Heapster pod suddenly changed to CrashLoopBackOff status. By checking the logs of the pod you will see this error:

panic: runtime error: invalid memory address or nil pointer dereference

Environment

  • Google Kubernetes Engine cluster v1.11.7-gke.12 in project A
  • Google Kubernetes Engine cluster v.1.11.8-gke.4 in project A

Solution

Workaround 1
  1. Edit your Google Kubernetes Engine cluster through the UI or the Cloud Shell, and disable Stackdriver Logging and Monitoring.
  2. Manually install heapster 1.6.1 in a new namespace called stackdriver-agents by running these commands:
    $ kubectl apply -f https://raw.githubusercontent.com/Stackdriver/kubernetes-configs/stable/rbac-setup.yaml --as=admin --as-group=system:masters
    
    $ kubectl apply -f https://raw.githubusercontent.com/Stackdriver/kubernetes-configs/stable/heapster.yaml
    

Workaround 2
To use this option, you have to be sure that the master version of the Google Kubernetes Engine cluster is v.1.11.8-gke.4 or higher (if not, an upgrade is required).
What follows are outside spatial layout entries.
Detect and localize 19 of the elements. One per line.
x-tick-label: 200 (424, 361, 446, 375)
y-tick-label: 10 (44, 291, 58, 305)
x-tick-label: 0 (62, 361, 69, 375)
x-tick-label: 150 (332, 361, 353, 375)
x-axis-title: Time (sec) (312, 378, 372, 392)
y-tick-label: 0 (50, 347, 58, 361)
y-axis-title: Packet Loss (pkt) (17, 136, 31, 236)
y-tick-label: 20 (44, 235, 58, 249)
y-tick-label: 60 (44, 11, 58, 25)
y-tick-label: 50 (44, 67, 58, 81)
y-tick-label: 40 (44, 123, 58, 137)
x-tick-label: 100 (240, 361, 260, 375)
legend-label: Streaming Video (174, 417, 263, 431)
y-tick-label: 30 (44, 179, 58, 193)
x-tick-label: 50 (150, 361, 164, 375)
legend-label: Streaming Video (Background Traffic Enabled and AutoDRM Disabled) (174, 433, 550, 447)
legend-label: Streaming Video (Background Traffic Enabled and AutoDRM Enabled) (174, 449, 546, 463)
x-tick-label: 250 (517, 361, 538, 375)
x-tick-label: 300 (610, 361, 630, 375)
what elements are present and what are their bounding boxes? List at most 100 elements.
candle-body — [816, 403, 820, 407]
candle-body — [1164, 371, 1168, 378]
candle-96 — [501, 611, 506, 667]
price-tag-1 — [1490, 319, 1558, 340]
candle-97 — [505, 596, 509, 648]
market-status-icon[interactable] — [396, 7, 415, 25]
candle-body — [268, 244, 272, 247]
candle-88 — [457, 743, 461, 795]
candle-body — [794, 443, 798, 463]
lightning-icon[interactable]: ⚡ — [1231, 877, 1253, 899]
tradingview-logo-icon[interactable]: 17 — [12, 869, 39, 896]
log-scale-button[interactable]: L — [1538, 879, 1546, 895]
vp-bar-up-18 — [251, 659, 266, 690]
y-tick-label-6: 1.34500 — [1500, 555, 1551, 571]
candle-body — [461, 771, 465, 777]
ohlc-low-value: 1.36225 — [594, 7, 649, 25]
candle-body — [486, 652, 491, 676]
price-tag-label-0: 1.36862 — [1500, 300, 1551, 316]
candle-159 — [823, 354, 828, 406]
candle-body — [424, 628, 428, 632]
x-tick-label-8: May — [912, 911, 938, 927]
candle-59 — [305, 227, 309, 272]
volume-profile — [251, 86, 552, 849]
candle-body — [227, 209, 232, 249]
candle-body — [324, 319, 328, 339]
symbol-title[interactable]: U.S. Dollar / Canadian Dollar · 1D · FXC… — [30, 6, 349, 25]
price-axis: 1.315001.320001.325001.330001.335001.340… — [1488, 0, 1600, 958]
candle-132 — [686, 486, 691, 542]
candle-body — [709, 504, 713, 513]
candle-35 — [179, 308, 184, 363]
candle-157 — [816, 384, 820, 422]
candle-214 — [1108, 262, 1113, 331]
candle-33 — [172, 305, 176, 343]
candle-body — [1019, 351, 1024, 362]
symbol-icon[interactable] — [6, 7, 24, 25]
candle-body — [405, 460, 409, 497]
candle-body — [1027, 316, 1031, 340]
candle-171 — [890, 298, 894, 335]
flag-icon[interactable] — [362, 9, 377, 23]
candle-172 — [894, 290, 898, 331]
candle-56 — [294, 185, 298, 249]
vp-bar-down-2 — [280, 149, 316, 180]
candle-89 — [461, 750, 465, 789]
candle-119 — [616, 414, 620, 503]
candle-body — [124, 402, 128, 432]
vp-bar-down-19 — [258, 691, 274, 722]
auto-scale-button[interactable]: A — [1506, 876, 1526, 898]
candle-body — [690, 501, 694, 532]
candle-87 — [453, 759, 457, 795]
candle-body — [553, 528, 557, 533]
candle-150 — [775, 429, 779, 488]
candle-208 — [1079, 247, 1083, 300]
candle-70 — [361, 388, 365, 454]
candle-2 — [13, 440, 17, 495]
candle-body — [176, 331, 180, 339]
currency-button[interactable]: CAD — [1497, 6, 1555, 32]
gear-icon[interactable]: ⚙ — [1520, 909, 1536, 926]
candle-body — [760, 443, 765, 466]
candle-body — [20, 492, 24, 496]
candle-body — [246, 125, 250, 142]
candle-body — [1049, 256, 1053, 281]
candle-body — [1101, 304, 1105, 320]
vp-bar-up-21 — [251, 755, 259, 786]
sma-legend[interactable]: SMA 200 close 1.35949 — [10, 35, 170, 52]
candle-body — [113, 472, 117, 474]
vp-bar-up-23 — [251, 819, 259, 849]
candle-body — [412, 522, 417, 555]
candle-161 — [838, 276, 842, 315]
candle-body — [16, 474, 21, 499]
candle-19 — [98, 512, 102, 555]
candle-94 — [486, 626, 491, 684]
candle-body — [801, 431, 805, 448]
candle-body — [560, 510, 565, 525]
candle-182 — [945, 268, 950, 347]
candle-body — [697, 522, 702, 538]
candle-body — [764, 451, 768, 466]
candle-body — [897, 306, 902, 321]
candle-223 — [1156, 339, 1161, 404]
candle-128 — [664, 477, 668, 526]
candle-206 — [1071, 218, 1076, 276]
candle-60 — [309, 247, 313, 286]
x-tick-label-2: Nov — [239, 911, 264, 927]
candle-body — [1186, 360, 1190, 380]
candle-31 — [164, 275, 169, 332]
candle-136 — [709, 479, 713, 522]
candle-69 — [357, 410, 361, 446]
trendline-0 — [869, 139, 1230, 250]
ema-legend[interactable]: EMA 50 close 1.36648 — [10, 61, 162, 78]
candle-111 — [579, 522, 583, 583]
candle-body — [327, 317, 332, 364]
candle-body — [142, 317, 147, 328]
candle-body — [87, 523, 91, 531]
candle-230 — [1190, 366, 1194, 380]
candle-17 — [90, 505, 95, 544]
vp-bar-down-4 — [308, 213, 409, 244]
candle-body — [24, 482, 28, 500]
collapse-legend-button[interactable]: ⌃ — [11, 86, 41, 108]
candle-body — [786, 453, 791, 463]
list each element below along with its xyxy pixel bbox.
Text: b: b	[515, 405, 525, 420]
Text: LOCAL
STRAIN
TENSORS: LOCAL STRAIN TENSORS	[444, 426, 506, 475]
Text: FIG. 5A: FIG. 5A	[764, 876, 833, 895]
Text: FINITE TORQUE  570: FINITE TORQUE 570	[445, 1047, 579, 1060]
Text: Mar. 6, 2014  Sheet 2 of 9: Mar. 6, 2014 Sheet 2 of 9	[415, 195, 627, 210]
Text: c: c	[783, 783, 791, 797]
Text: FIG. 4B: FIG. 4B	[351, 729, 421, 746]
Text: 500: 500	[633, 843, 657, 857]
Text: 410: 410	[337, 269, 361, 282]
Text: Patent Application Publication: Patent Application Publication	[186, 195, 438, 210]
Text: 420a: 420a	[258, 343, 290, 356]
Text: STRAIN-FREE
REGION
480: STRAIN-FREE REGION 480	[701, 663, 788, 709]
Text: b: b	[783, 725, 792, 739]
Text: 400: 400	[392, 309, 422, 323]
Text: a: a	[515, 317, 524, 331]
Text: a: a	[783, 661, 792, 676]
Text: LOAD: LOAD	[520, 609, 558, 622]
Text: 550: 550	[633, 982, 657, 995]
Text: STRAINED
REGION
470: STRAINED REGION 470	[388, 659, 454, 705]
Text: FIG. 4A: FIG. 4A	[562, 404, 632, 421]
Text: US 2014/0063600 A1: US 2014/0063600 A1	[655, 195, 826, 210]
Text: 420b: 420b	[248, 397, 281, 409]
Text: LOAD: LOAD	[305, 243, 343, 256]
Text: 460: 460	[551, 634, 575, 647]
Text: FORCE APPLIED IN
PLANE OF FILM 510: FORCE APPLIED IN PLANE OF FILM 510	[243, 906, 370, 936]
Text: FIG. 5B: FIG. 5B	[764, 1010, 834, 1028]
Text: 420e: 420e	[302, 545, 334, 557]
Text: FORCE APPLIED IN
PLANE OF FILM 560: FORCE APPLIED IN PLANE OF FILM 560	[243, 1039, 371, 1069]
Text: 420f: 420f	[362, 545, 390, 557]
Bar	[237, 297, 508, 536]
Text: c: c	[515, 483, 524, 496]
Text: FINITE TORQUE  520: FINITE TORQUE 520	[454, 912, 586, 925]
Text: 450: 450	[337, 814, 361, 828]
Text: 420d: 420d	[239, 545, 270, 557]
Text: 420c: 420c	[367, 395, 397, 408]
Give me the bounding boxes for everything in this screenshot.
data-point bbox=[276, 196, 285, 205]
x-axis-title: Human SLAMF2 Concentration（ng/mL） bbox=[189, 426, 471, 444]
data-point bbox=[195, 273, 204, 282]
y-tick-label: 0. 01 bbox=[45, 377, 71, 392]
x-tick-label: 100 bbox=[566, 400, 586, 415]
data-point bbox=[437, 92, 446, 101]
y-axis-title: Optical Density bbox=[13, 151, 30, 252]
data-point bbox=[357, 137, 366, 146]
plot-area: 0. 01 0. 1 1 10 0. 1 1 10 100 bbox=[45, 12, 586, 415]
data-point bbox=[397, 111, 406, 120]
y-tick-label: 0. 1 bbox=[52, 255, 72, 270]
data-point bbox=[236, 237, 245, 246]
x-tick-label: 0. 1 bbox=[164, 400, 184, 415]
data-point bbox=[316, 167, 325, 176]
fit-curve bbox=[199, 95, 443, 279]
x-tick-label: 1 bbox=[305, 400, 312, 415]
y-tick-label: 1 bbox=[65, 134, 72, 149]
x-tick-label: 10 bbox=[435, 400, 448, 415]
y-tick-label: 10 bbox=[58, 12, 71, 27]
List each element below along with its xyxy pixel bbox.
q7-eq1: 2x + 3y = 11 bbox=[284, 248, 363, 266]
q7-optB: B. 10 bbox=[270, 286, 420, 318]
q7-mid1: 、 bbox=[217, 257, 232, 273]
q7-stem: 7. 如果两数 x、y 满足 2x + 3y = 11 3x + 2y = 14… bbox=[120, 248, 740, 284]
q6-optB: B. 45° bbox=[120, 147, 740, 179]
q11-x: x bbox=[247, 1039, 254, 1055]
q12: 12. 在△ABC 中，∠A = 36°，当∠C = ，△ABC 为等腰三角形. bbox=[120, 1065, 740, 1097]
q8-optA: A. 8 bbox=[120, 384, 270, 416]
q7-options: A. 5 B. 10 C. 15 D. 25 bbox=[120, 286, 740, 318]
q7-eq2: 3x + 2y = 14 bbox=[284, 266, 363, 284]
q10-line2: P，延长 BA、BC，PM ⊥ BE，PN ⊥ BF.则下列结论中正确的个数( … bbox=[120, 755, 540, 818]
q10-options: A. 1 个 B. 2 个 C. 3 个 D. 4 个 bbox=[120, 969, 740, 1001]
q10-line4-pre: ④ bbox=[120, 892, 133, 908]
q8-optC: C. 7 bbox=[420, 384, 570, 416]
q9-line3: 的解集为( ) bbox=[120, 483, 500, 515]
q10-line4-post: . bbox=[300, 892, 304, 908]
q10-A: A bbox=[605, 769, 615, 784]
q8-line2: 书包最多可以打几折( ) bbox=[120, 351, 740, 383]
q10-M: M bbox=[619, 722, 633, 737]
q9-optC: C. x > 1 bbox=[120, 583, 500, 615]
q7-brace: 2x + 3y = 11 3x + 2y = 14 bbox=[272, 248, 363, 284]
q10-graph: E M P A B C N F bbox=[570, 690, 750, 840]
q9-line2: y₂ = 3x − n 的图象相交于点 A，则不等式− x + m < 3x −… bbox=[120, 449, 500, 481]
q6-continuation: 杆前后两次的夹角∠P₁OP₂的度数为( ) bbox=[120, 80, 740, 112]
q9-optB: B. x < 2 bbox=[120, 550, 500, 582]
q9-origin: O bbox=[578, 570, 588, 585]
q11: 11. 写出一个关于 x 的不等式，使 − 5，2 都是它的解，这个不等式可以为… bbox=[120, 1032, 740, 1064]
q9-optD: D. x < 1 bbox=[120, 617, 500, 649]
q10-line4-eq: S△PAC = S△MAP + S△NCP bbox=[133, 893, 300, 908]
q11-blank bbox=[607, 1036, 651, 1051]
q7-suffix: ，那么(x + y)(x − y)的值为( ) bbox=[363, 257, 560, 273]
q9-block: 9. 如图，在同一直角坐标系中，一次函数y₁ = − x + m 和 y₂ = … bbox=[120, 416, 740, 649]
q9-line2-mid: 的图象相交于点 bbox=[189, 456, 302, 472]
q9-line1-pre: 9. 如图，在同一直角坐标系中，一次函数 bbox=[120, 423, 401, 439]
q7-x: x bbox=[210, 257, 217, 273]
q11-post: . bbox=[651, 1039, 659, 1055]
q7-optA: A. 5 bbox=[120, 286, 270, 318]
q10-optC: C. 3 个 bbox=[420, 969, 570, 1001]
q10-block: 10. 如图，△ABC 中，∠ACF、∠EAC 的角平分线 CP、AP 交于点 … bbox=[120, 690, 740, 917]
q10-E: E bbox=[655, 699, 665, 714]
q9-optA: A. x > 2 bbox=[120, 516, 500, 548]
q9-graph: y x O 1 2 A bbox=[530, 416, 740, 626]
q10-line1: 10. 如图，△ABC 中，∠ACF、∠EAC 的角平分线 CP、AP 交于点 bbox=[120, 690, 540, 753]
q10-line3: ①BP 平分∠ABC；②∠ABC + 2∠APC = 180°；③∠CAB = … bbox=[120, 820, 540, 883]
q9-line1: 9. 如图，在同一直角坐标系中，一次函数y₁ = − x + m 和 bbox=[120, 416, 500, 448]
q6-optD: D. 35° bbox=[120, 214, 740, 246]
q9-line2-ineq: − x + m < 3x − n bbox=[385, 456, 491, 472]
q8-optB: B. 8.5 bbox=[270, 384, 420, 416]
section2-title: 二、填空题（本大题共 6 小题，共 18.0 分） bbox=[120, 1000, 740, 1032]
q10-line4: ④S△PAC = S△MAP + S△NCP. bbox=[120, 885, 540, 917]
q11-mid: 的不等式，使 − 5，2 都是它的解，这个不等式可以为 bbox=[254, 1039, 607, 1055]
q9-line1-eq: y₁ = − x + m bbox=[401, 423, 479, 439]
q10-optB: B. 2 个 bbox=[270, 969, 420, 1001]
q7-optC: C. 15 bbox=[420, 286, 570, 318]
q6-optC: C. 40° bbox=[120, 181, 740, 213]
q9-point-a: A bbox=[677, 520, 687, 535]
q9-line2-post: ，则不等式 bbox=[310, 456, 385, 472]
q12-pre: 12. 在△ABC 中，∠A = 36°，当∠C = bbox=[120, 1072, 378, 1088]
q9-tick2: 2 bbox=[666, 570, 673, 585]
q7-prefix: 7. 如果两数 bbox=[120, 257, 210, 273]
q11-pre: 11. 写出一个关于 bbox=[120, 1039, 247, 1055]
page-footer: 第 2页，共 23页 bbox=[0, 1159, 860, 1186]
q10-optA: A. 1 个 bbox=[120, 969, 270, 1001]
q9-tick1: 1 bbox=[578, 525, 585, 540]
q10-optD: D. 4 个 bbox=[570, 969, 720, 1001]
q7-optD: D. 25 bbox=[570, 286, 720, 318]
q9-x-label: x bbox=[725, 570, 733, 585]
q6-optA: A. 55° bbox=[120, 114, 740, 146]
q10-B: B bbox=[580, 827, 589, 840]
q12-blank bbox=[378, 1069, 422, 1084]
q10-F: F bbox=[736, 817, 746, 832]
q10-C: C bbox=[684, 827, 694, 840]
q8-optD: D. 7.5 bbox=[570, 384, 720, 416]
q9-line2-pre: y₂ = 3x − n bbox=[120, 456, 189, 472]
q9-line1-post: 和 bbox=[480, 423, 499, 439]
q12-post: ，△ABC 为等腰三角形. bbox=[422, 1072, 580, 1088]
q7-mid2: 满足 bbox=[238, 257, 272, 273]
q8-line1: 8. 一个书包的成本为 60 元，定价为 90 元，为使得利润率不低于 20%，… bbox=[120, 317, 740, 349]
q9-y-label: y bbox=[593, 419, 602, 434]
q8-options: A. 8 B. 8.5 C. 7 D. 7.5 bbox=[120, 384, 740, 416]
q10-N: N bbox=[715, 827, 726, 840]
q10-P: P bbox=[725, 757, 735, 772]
  1. Enable the new Stackdriver beta Monitoring and Logging experience v2.

By enabling this option, heapster in v1.6.0-beta.1 will be upgraded to v1.6.1. Also, it will continue in the kube-system namespace, and managed by Google Kubernetes Engine instead of the first workaround.

Cause

The nil pointer dereference issue is caused by an error in the heapster image, solved in GitHub.